As states continue to crowd the immigration enforcement debate with rhetoric and white noise, other states are getting down to brass tacks. On Monday, Utah’s Legislative Fiscal Analysts office hung an $11 million price tag around HB 70, Utah’s immigration law requiring local law enforcement to check the citizenship status of those they suspect are in the country illegally. That’s a steep price to pay for a law Arizona has already proven will cost your state jobs, legal fees and tourism revenue. Kentucky also recently crunched the numbers and found their SB1070-style law (SB 6) would cost the Bluegrass state a whopping $40 million per year. As many states face budget deficits in 2011, lawmakers might be asking their constituents the same question as those Capitol One commercials, “What’s in your wallet?”

So how much would Utah’s immigration enforcement bill cost exactly? According to HB 70’s fiscal note, the price ranges from $5.3 million to $11.3 million. Further fiscal breakdown reveals:

  • $875,300 in costs to the state in 2012 and $829,800 in 2013,
  • $143,000 in costs to the attorney general’s office in 2012;
  • and $162,000 in additional cost to the Department of Public Safety in 2012.

Amazingly, the bill’s sponsor, Rep. Stephen Sandstrom (R-Orem), said that after HB 70 goes into effect, residents “would actually save money as a city” then said “maybe not in the first few months, but shortly thereafter you will. That is something we can’t quantify when you look at costs.” Unfortunately for Rep. Sandstrom, that’s precisely what Utah is trying to do—calculate the immediate costs. Sandstrom’s bill drew ire from Councilman Carlton Christensen who said he “resented the bill’s unfunded mandate.”

Yesterday, Rep. Sandstrom came back with a revised version of HB 70, a version supporters called weak and “watered down” and critics referred to as the same unconstitutional proposal “in a new dress” in a slightly different color.
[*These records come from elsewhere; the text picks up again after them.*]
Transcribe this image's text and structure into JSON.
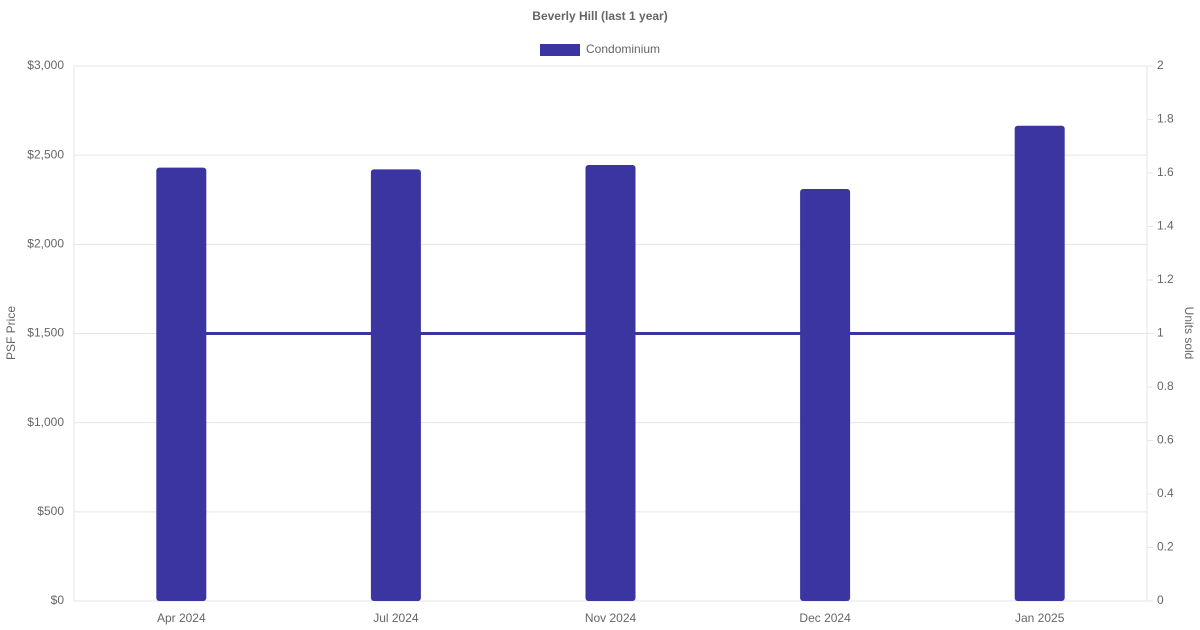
{
  "chart_data": {
    "type": "bar",
    "title": "Beverly Hill (last 1 year)",
    "categories": [
      "Apr 2024",
      "Jul 2024",
      "Nov 2024",
      "Dec 2024",
      "Jan 2025"
    ],
    "series": [
      {
        "name": "Condominium",
        "color": "#3a35a0",
        "type": "bar",
        "values": [
          2430,
          2420,
          2445,
          2310,
          2665
        ]
      },
      {
        "color": "#3a35a0",
        "type": "line",
        "axis": "y2",
        "values": [
          1,
          1,
          1,
          1,
          1
        ]
      }
    ],
    "y_label": "PSF Price",
    "y2_label": "Units sold",
    "ylim": [
      0,
      3000
    ],
    "yticks": [
      {
        "value": 0,
        "label": "$0"
      },
      {
        "value": 500,
        "label": "$500"
      },
      {
        "value": 1000,
        "label": "$1,000"
      },
      {
        "value": 1500,
        "label": "$1,500"
      },
      {
        "value": 2000,
        "label": "$2,000"
      },
      {
        "value": 2500,
        "label": "$2,500"
      },
      {
        "value": 3000,
        "label": "$3,000"
      }
    ],
    "y2lim": [
      0,
      2
    ],
    "y2ticks": [
      0,
      0.2,
      0.4,
      0.6,
      0.8,
      1,
      1.2,
      1.4,
      1.6,
      1.8,
      2
    ],
    "grid": true,
    "legend": "top"
  }
}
Kentucky’s legislature also recently estimated the cost of implementing an Arizona-style enforcement law and arrived at $40 million per year in prison, court and foster-care fees. As if the hefty price tag wasn’t enough, hundreds of Hispanic workers rallied outside the capital in Frankfort this week to protest SB 6, which recently passed the Senate but is not expected to move in the House.

In Colorado, the anticipation of costly litigation fees and backlash from the agricultural community caused Rep. Randy Baumgardner (R-Hot Sulphur Springs) to attempt to kill his Arizona copycat enforcement bill, HB 1107, before it even reaches committee. According to Rep. Baumgardner, there were just too many problems with his bill to continue.

“After many drafts and hours of deliberation and meetings with entities, we had come to some agreement with agencies out there,” Baumgardner said. “(But) we couldn’t seem to get away from some parts of it that could be possibly unconstitutional.”

Arizona is still calculating their loss from SB 1070. Todd Landfried at the Hinckley Institute of Politics in Utah said this week that Arizona will “lose $490 million in tourism revenue this year, including $141 million in lost spending due to cancelled conferences,” as well as 3,000 tourism jobs. He also pointed out that some manufacturing jobs are moving operations to Texas.

As restrictionist lawmakers attempt to build their careers on introducing and advancing SB1070-style legislation, taxpayers and legislatures would do well to run down the long laundry list of costs associated with any SB 1070-type bill—the cost to police for increased hours spent arresting, detaining, transporting, booking immigrants, the increase in costs to jails, the cost of projected increase in prosecutorial and public-defender staff, cost of foster-care for children of detained immigrants, and the cost to the state economy in revenue loss and legal fees—and decide how much they’re willing to spend enforcing federal immigration laws.